Failure to Use Emergency Fund Limiting Government AIDS Research, Study Says

Times Staff Writer

The Department of Health and Human Services has hampered research efforts on the deadly disease acquired immune deficiency syndrome by siphoning funds from its other public health activities instead of utilizing a $30-million emergency fund created by Congress in 1983, a congressional agency charges in a report to be released later this week.

As a result, agencies of the Public Health Service are unable to effectively plan their AIDS work because they never know how much funding or staff will be available, according to the Office of Technology Assessment, the independent, analytical arm of Congress. Moreover, the agency said, "cutbacks and threatened cuts in overall funding and personnel levels have restricted the ability of affected agencies to redirect resources."

The agency's report, a copy of which was obtained by The Times, said that individual health agencies have consistently asked Health and Human Services to request specific sums from Congress for AIDS research and that "the department has consistently submitted requests for amounts smaller than those suggested by the agencies."

No. 1 Priority

Increases in funding for AIDS-related research have come largely at the initiative of Congress, even though the department has labeled the disease the country's No. 1 health priority, the report said.

Furthermore, the agency said, the Reagan Administration has not sought appropriations for the Public Health Emergency Act, which established a $30-million revolving fund in 1983--in response to the AIDS crisis--to be used by the federal government in the event of public health emergencies.

Health and Human Services officials could not be reached Tuesday for comment. But in a Dec. 20 letter written after he read a draft of the agency's report, Dr. Edward N. Brandt Jr., former assistant secretary for health, said the congressional office failed to give adequate credit to the department for the "massive effort" it has mounted against AIDS.

"Although it is true that each of the Public Health Service agencies has had to make readjustments and reallocations of its resources, we have nevertheless been successful in mounting a coordinated attack in the fight against AIDS," Brandt wrote. "I assure you that adequate funds have been appropriated for fiscal year 1985 to permit the Public Health Service agencies to carry out all of the AIDS requirements which have been presented to me."

4,017 Deaths Reported

AIDS is caused by a virus that destroys the body's immune system, leaving it vulnerable to a range of opportunistic illnesses. The disease is apparently spread through sexual contact and blood and blood products. Thus far in the United States, 73% of its victims have been male homosexuals. As of Feb. 11, there had been 8,314 cases of AIDS, with 4,017 deaths.

By the end of 1986, the agency's report estimated, 40,000 new cases of AIDS will be reported in the United States.

The report was prepared at the request of the House Energy and Commerce subcommittee on health and environment and the Government Operations subcommittee on intergovernmental relations and human resources. Both panels have scheduled a hearing on the matter Thursday.

California Rep.

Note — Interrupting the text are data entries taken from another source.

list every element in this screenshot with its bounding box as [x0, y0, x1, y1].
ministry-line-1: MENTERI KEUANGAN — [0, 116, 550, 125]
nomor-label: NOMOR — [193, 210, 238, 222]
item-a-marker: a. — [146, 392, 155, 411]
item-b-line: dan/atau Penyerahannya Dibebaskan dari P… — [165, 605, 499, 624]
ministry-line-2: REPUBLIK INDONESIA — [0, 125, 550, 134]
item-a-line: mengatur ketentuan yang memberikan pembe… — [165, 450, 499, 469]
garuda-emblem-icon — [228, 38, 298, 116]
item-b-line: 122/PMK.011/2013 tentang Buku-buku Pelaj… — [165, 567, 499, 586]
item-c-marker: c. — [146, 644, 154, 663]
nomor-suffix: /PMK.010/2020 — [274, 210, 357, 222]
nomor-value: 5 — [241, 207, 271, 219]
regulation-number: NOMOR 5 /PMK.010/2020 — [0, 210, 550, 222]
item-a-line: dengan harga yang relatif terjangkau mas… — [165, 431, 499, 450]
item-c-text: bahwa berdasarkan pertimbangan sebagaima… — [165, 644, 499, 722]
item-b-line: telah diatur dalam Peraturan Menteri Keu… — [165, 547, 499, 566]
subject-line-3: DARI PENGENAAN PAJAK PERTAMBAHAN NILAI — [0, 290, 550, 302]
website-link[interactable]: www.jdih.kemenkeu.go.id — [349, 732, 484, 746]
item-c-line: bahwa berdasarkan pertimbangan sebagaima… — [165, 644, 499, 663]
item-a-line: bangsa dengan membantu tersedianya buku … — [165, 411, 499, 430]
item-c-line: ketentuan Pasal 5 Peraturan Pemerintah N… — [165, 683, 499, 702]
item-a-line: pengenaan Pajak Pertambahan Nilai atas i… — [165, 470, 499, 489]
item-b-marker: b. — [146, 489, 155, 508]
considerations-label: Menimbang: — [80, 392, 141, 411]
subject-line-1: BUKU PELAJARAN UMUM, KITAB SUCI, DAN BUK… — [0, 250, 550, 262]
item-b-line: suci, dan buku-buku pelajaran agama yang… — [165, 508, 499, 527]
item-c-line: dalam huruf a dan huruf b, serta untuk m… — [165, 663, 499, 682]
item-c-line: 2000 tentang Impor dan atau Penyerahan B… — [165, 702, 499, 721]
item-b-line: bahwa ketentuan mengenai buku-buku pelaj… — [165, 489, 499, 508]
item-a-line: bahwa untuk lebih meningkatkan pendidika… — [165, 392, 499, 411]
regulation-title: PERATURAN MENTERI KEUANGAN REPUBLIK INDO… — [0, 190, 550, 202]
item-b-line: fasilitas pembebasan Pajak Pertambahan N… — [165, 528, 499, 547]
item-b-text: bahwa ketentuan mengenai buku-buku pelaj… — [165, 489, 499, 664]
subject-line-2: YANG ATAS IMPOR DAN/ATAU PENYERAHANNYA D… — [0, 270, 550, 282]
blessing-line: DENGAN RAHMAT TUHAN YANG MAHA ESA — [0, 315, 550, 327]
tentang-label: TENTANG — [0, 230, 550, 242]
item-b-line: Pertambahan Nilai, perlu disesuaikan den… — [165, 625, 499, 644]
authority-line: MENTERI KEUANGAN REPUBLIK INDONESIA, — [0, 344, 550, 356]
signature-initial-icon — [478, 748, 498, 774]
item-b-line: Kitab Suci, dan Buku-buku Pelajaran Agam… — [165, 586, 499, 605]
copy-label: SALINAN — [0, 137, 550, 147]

Henry A. Waxman (D-Los Angeles), chairman of the health and environment subcommittee, said the report shows that AIDS research has been "shortchanged."

'Shortsighted View'

"AIDS is a public health disaster that is getting worse," Waxman said. "This Administration is interested only in saving money and is taking a shortsighted view of this problem. I think they have mismanaged the whole government response to a very serious public health crisis."

Because AIDS was not discovered until March, 1981, the report said, "there was no opportunity" for the Administration to seek money in its initial budget requests.

"However, although the need for additional resources was becoming clear in late 1981 and 1982, no requests for funds were made in those years--not even through requests for transfer authorities," the report said.

It added: "The Administration did not acknowledge the need for funds specifically for AIDS until May, 1983, when the assistant secretary for health requested the authority to transfer funds across agency lines."